Sometimes, however, we do get to hear about plans that never came to fruition, and few of them are as interesting as the latest nugget from Marc Stein's excellent column ahead of Kobe Bryant's's jersey retirement on Monday night. According to former Lakers coach Del Harris, Jerry West was, at least for a short time, enamored with the idea of doing whatever possible to add Tracy McGrady to the Kobe Bryant-Shaquille O'Neal Lakers. Via the New York Times:
As the Lakers' longtime roster architect, West was famously smitten by the predraft workout performance that Bryant, then 17, unleashed against the longtime Lakers defensive standout Michael Cooper, who was an assistant coach by that point. As Harris tells it, Tracy McGrady had an even more impressive audition for the Lakers one year later, prompting West to make a brief but serious push to try to acquire McGrady's draft rights and team him with O'Neal and Bryant.
"I don't think anybody can look at an 18-year-old and say he's a Hall of Famer," Harris said. "You couldn't even do that with Jordan. And Kobe was a young 18 in his first season. He was still in a pretty normal teenage body, compared to when LeBron James came in and had a man's body.
"McGrady came in the next year with a more mature body and worked out so well that Jerry kind of tooled around with the idea that maybe we should just go ahead and make a deal for whatever it took to get this guy — even though it'd be a step back in the short term — to have two guys like this on the same team."
Of course, McGrady never played for the Lakers, and that was because the late Jerry Buss, who owned the Lakers at the time, put a stop to the idea -- something Harris was fine with.
It was the Lakers' owner Jerry Buss, hungry to end a championship drought that would ultimately last 11 seasons before Shaq, Kobe and their new coach Phil Jackson won their first of three successive titles together in 2000, who shot down the idea of a Bryant/McGrady partnership.
Harris, himself, also didn't want to surrender an All-Star like Eddie Jones for McGrady, either, fearing it would take the Lakers out of the title mix.

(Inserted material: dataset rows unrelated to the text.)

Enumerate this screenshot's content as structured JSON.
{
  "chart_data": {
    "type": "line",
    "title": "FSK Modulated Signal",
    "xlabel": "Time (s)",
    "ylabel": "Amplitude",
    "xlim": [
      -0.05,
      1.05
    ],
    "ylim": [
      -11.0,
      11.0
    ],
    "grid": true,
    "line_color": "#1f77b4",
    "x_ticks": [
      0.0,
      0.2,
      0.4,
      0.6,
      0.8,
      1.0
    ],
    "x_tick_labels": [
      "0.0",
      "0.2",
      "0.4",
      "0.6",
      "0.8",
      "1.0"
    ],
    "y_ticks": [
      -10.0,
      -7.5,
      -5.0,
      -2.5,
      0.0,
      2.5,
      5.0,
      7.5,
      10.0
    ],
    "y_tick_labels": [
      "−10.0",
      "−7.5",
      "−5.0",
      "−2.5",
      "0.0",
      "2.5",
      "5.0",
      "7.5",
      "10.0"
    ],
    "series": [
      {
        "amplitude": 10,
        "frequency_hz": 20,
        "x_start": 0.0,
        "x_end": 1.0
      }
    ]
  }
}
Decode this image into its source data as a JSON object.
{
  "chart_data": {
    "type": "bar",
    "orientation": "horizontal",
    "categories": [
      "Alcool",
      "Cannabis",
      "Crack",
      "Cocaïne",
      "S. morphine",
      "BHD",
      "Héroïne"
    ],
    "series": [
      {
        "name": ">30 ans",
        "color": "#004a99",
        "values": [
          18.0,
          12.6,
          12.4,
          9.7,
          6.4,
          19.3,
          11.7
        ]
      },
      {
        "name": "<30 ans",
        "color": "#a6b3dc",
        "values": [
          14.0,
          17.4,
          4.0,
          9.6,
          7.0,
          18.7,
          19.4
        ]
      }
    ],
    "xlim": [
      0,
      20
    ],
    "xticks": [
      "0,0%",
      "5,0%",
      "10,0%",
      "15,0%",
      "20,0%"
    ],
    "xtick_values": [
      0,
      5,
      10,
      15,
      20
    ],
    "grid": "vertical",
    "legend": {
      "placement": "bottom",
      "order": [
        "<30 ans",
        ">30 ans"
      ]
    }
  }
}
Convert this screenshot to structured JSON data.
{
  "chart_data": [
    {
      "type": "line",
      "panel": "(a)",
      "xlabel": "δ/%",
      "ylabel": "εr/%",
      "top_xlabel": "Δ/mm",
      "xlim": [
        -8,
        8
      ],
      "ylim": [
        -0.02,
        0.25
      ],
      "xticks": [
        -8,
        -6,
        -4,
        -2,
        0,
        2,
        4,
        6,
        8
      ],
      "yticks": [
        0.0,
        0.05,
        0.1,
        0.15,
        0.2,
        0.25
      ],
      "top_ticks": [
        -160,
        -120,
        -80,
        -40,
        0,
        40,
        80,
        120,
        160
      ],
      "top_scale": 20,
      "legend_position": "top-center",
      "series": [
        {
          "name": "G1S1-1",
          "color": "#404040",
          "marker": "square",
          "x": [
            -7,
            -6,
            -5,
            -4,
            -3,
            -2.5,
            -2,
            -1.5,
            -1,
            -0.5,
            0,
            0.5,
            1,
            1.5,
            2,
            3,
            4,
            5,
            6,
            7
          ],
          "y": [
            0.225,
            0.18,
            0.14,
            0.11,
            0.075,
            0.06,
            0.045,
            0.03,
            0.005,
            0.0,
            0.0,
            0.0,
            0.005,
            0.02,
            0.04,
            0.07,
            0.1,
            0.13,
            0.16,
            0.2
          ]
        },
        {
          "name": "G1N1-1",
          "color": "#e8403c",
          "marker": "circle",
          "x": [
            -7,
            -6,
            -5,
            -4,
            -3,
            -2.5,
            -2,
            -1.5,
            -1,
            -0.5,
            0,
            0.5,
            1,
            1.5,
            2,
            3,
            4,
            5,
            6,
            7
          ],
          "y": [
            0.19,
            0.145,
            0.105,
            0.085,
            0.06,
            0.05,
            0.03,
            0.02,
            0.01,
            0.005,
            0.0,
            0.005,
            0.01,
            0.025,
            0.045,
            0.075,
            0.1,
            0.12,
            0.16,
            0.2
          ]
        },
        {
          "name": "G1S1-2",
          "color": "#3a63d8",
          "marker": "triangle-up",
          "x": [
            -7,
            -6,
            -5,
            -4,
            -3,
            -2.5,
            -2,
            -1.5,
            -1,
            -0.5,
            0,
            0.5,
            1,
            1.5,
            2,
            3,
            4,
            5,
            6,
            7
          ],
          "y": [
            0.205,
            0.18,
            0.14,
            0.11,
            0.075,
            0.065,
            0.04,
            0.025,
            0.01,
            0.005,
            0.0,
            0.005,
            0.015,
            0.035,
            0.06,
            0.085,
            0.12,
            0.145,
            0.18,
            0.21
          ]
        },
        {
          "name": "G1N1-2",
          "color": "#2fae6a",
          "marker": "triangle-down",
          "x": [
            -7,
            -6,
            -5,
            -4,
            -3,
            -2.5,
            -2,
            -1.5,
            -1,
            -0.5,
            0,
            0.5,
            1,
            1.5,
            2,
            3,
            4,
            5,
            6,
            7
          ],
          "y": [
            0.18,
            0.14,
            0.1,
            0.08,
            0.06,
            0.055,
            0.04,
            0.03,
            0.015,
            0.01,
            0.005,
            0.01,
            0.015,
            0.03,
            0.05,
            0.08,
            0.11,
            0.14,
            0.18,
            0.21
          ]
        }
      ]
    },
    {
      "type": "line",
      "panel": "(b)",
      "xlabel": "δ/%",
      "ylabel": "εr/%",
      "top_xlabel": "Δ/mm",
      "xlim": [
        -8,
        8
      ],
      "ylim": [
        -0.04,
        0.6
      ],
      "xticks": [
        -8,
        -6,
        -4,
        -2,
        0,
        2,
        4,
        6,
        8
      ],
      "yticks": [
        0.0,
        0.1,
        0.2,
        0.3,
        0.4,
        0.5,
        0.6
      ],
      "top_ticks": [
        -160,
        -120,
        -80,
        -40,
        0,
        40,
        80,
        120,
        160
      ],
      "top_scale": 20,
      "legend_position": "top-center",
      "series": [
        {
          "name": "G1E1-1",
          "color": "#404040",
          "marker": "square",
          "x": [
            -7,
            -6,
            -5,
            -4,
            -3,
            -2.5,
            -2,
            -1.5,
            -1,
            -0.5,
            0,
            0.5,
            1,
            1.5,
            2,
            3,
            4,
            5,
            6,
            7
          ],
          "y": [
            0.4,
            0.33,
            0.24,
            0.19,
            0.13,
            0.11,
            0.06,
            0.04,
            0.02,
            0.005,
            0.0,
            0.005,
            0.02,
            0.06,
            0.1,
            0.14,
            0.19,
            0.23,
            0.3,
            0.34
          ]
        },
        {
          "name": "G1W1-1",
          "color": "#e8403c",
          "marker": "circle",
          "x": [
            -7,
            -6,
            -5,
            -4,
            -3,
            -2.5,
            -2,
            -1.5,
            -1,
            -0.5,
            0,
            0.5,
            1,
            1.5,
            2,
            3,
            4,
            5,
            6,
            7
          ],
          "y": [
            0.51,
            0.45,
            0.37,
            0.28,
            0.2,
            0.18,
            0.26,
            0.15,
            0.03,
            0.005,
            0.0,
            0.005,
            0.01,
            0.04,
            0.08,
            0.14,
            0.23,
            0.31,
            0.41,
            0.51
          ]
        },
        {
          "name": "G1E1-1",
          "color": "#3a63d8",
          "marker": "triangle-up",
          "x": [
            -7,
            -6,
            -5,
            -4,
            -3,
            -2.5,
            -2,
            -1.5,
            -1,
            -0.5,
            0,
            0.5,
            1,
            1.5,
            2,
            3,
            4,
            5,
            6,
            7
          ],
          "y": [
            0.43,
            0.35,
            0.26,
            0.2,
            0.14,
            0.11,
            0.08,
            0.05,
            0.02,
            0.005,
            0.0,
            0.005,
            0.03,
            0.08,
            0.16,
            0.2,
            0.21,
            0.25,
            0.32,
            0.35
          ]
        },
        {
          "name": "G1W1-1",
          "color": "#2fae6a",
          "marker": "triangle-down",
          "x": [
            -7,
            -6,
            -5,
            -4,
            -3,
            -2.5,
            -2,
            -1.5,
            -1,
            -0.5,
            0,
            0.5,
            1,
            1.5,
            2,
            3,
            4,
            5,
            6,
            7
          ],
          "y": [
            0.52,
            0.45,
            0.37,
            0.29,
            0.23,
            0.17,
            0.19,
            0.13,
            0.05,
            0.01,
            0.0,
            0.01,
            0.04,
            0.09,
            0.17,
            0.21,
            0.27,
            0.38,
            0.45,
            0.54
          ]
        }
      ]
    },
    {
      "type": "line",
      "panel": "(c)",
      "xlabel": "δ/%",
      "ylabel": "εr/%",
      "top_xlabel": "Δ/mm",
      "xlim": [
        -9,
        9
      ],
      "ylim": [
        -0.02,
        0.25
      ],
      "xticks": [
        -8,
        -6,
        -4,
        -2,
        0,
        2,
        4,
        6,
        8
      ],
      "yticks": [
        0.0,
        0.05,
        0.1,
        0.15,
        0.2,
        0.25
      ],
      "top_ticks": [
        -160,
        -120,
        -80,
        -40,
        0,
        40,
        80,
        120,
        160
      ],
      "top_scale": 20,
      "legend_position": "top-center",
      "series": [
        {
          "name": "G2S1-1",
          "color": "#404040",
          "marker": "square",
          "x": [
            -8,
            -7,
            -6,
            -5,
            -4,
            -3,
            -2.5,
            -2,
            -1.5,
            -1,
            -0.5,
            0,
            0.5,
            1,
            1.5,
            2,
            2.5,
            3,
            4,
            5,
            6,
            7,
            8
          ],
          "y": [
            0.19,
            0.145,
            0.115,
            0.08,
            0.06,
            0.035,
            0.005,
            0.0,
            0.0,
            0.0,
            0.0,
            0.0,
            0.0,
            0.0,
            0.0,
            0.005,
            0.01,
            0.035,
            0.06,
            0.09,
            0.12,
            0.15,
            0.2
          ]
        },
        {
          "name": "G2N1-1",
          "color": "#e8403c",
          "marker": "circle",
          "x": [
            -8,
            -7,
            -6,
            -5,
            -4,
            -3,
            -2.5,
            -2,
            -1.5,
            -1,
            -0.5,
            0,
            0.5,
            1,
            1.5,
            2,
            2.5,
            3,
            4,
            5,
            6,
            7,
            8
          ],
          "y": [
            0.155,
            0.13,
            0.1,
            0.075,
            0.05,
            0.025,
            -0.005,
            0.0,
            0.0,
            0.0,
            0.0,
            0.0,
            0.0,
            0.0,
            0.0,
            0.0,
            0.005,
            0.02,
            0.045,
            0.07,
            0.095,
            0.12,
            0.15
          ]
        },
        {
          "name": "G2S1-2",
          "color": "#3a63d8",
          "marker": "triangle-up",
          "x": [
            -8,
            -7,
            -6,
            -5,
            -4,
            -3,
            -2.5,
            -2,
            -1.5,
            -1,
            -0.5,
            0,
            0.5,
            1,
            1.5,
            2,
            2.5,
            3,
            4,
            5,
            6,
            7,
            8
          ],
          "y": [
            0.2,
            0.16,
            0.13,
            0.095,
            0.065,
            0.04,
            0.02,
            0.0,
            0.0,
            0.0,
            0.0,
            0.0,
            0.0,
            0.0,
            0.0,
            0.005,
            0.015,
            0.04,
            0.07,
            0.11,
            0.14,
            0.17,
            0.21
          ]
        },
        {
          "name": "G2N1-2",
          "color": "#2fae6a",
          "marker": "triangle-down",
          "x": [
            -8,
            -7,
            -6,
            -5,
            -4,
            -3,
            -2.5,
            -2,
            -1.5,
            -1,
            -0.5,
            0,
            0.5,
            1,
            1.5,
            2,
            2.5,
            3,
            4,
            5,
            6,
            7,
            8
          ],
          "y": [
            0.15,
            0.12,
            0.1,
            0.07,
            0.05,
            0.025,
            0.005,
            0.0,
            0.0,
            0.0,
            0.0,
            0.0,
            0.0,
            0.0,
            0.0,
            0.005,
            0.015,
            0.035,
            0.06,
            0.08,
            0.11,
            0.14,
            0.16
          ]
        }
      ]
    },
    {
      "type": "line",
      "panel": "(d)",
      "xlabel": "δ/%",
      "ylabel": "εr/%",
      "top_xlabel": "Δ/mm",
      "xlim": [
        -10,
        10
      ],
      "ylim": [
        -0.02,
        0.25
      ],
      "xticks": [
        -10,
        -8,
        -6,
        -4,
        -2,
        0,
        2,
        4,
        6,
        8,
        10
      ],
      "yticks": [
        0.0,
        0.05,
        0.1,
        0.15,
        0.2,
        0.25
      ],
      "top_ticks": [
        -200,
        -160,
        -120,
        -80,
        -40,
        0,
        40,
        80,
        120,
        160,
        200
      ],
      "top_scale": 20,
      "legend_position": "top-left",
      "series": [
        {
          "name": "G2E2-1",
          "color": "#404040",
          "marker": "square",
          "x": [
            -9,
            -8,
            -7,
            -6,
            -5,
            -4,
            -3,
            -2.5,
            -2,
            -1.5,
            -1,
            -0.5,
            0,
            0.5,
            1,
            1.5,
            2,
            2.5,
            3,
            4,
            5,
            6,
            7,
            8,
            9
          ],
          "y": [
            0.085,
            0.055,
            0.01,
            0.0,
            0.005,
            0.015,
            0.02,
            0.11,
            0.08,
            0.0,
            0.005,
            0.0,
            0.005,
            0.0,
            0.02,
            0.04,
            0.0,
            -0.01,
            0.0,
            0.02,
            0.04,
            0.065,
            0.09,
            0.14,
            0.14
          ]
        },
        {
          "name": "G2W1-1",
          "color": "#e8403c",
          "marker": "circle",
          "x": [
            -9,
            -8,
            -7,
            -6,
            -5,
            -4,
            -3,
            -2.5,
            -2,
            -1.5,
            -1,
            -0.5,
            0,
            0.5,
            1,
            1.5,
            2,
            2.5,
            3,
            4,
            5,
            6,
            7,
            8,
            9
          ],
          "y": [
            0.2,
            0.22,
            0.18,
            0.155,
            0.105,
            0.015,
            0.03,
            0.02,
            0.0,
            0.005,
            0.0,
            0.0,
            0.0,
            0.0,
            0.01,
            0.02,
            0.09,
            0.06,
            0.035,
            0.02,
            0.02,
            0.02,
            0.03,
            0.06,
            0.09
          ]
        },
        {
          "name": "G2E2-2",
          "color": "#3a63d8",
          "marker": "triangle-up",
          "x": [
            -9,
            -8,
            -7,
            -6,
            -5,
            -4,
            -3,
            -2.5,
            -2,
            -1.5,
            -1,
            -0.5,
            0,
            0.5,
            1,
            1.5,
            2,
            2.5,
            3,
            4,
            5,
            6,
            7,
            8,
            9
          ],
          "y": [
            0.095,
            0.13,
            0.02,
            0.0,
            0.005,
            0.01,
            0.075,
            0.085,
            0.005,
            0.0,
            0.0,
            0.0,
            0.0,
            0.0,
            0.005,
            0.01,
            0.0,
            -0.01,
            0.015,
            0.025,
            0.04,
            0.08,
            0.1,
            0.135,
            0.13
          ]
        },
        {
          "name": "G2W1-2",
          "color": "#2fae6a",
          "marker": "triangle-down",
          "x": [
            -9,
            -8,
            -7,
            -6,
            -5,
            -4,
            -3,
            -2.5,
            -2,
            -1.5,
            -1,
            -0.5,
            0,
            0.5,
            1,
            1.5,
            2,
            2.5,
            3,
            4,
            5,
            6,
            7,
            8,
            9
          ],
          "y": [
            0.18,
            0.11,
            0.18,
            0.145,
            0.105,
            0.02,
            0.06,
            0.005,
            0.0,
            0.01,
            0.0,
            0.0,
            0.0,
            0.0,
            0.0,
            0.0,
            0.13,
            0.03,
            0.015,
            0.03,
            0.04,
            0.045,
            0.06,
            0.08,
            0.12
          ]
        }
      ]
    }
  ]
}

Bryant was the first guard in N.B.A. history to make the jump directly from high school to the pros and working one teenager into a lineup with championship aspirations was already a sizable undertaking.
Standing pat ended up working out well for the Lakers, who went on to win three titles in a row from 2000-2002, and perhaps would not have done so if they had to give up a number of key rotation players to get McGrady. As we know now, T-Mac turned into a Hall of Famer himself, but there was no guarantee of that when he was coming out of high school, so it made plenty of sense for Buss to put a halt to West's efforts.
You can't go back and say that a team that won three championships in a row should have done something different, but there's so many what-ifs about the Lakers getting McGrady. Does he become a Hall of Famer if he plays in the shadow of Kobe and Shaq for his first few years? Does Kobe become the same legendary player if T-Mac was around taking some of his touches and some of the scoring burden? Do the Lakers still win any of those titles? Does the Kobe-Shaq partnership become so toxic if McGrady was around as well?
All of those questions are academic, but it's still fascinating to think about. And not only for how it would have impacted those three players and the Lakers, but the ripple effects across the league if that move went down. But alas.